$f(x)=x^{3}(x-1)^{2}$
Given : $f(x)=x^{3}(x-1)^{2}$
$\Rightarrow f^{\prime}(x)=3 x^{2}(x-1)^{2}+2 x^{3}(x-1)$
For a local maximum or a local minimum, we must have
$f^{\prime}(x)=0$
$\Rightarrow 3 x^{2}(x-1)^{2}+2 x^{3}(x-1)=0$
$\Rightarrow x^{2}(x-1)\{3 x-3+2 x\}=0$
$\Rightarrow x^{2}(x-1)(5 x-3)=0$
$\Rightarrow x=0,1, \frac{3}{5}$
Since $f^{\prime}(x)$ changes from negative to positive when $x$ increases through $1, x=1$ is the point of local minima. The local minimum value of $f(x)$ at $x=1$ is given by
$(1)^{3}(1-1)^{2}=0$
Since $f^{\prime}(x)$ changes from positive to negative when $x$ increases through $\frac{3}{5}, x=\frac{3}{5}$ is the point of local maxima.

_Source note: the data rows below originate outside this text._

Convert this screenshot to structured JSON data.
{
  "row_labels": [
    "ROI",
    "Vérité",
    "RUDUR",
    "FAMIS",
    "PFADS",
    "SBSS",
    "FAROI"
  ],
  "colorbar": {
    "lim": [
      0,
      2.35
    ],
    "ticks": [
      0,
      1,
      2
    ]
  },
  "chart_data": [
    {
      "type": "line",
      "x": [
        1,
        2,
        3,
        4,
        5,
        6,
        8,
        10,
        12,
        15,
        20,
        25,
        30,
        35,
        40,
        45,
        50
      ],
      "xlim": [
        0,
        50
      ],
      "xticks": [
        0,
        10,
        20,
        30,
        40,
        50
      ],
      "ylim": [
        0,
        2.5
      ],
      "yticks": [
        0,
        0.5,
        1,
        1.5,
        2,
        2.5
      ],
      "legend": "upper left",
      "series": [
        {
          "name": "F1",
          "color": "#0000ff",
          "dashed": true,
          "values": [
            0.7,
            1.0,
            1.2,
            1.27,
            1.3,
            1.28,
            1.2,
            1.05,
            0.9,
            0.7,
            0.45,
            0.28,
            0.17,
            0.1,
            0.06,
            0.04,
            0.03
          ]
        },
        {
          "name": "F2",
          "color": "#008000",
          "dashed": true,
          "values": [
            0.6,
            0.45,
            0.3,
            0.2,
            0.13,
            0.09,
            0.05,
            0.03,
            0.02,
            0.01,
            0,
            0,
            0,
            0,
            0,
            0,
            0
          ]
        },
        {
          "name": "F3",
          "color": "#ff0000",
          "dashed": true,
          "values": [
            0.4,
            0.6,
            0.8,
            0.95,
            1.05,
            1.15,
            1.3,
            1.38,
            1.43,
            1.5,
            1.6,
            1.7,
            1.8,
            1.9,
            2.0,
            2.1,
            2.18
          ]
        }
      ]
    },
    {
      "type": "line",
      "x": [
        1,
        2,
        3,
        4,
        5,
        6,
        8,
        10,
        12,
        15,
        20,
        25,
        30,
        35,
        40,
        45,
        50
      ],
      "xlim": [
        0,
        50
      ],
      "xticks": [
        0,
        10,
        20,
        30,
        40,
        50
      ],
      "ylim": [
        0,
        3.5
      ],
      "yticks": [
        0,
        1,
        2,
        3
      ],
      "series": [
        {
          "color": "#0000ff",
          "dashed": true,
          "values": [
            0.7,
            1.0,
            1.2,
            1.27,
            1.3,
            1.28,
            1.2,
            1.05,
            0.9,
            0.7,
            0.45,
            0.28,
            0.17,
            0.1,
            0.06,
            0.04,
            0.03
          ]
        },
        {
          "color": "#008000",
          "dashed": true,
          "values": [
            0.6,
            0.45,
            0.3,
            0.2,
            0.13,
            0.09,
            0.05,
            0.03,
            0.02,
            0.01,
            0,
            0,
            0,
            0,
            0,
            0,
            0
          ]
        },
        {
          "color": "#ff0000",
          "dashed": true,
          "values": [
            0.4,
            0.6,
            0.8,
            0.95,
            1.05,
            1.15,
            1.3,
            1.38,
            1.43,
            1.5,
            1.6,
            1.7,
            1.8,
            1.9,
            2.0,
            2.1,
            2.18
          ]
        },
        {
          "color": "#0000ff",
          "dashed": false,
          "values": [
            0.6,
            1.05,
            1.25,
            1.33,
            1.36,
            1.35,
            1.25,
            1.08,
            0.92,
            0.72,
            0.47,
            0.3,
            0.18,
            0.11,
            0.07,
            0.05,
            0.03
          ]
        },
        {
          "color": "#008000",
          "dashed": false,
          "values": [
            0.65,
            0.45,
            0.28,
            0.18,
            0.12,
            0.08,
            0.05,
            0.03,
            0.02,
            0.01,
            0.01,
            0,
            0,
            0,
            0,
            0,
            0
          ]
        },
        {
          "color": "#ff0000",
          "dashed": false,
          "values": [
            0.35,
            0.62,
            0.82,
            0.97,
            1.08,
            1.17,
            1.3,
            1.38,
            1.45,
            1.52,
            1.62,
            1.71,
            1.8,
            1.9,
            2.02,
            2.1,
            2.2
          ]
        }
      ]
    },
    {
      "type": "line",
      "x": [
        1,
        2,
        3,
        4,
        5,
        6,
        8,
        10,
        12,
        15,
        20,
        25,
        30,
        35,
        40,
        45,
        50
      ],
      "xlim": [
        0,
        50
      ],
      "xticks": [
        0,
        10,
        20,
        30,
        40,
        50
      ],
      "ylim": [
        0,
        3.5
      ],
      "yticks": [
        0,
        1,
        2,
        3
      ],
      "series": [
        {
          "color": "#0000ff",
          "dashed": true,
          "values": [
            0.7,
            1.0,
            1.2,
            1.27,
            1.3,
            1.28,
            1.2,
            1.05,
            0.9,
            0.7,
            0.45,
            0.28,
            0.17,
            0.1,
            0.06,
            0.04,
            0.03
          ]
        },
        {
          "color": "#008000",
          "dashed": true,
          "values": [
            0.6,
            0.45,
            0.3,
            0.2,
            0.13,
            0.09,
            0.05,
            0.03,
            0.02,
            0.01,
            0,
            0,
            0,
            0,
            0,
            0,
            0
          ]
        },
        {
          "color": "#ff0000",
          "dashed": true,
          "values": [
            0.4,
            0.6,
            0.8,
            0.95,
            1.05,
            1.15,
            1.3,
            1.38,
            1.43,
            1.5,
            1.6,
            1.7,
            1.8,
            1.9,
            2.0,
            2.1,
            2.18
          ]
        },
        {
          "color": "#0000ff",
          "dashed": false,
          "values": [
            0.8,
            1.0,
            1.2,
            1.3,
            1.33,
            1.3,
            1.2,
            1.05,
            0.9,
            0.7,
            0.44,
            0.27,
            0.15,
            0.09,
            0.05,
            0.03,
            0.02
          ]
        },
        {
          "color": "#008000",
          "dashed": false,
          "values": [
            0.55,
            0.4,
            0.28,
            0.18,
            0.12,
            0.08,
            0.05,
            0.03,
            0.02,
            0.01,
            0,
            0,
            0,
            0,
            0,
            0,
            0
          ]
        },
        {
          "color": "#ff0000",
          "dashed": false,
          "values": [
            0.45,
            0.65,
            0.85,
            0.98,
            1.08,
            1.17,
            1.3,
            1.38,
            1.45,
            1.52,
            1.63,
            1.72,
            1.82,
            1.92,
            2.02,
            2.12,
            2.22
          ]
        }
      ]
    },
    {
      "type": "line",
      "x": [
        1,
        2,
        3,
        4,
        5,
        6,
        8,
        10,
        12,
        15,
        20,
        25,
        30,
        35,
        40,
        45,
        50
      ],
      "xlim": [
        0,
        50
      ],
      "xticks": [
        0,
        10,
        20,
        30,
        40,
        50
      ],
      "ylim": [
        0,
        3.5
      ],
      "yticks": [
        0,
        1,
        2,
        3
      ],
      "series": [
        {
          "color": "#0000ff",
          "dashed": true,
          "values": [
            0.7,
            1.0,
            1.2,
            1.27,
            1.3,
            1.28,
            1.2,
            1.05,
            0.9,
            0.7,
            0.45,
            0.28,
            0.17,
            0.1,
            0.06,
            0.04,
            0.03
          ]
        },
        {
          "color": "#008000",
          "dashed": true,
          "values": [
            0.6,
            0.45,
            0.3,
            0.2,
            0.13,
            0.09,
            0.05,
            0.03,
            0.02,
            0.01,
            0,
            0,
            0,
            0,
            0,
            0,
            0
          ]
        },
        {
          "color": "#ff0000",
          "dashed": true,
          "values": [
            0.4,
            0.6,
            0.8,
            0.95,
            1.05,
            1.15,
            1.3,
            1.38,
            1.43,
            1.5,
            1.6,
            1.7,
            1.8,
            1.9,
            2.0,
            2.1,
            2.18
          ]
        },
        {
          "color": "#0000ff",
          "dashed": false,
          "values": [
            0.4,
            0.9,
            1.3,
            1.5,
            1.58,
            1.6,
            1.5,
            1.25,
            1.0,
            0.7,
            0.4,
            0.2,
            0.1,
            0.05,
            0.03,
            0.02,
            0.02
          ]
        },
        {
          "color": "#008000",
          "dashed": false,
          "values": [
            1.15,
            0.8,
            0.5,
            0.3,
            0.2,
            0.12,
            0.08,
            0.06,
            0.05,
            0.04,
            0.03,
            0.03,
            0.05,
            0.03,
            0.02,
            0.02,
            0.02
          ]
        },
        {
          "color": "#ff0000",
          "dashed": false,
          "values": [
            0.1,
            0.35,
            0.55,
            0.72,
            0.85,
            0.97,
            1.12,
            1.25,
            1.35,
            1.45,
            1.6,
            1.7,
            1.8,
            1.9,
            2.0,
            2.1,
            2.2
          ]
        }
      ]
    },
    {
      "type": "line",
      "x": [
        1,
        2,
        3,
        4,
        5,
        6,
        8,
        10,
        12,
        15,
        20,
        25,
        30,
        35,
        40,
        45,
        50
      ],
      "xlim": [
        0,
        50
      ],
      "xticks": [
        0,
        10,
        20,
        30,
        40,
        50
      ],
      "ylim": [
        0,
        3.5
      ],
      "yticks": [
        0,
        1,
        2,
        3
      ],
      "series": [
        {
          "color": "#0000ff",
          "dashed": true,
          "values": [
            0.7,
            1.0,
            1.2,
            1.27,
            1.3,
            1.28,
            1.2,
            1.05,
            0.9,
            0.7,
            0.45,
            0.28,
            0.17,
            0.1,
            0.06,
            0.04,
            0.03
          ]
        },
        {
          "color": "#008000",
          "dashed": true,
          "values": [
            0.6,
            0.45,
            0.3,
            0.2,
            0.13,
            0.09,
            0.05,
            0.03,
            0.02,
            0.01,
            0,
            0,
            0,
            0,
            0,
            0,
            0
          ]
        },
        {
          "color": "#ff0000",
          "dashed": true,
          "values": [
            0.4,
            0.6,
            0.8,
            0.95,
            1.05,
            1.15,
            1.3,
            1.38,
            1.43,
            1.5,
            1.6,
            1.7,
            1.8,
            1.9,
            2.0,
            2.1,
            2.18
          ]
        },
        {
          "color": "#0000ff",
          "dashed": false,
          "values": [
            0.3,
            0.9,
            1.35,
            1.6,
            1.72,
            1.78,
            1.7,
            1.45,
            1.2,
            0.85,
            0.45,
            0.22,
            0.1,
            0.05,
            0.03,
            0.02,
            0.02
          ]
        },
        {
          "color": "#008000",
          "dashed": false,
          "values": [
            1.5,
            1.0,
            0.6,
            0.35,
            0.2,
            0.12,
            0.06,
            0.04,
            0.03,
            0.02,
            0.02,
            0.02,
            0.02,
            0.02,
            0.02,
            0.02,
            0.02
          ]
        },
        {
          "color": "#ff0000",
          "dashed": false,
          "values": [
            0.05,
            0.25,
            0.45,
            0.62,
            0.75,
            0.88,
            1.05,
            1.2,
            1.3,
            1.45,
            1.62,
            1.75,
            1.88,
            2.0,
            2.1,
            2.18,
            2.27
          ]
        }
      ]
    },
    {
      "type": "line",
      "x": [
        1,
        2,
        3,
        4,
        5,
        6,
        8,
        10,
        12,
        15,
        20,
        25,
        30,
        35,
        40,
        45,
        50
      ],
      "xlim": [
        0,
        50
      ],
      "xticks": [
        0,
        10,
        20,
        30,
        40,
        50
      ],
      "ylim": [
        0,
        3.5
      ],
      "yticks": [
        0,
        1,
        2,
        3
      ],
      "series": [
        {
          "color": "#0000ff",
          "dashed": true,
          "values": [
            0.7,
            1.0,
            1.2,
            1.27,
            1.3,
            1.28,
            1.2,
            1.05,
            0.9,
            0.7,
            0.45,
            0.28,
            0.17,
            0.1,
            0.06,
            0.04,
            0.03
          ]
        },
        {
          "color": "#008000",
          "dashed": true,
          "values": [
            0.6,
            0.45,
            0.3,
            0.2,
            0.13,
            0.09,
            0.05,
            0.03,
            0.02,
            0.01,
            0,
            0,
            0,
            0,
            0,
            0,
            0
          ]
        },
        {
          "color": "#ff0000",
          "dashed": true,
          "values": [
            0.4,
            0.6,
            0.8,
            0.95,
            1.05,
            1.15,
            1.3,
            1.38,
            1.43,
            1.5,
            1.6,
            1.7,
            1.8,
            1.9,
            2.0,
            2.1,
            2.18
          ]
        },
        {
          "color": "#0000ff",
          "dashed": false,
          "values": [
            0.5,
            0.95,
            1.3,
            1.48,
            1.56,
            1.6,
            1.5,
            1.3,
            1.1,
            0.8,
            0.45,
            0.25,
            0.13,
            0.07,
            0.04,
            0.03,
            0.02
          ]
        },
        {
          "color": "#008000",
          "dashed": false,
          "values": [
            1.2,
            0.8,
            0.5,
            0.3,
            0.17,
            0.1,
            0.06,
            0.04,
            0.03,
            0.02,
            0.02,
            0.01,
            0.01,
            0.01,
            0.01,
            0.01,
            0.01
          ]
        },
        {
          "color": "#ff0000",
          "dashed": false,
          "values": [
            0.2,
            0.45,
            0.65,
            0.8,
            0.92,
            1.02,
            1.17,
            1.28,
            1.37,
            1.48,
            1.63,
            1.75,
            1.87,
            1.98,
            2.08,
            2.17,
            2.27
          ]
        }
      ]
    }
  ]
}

The local minimum value of $f(x)$ at $x=\frac{3}{5}$ is given by
$\left(\frac{3}{5}\right)^{3}\left(\frac{3}{5}-1\right)^{2}=\frac{27}{125} \times \frac{4}{25}=\frac{108}{3125}$
Since $f^{\prime}(x)$ does not change from positive as $x$ increases through $0, x=0$ is a point of inflexion.
Disclaimer: The solution in the book is incorrect. The solution here is created according to the question given in the book.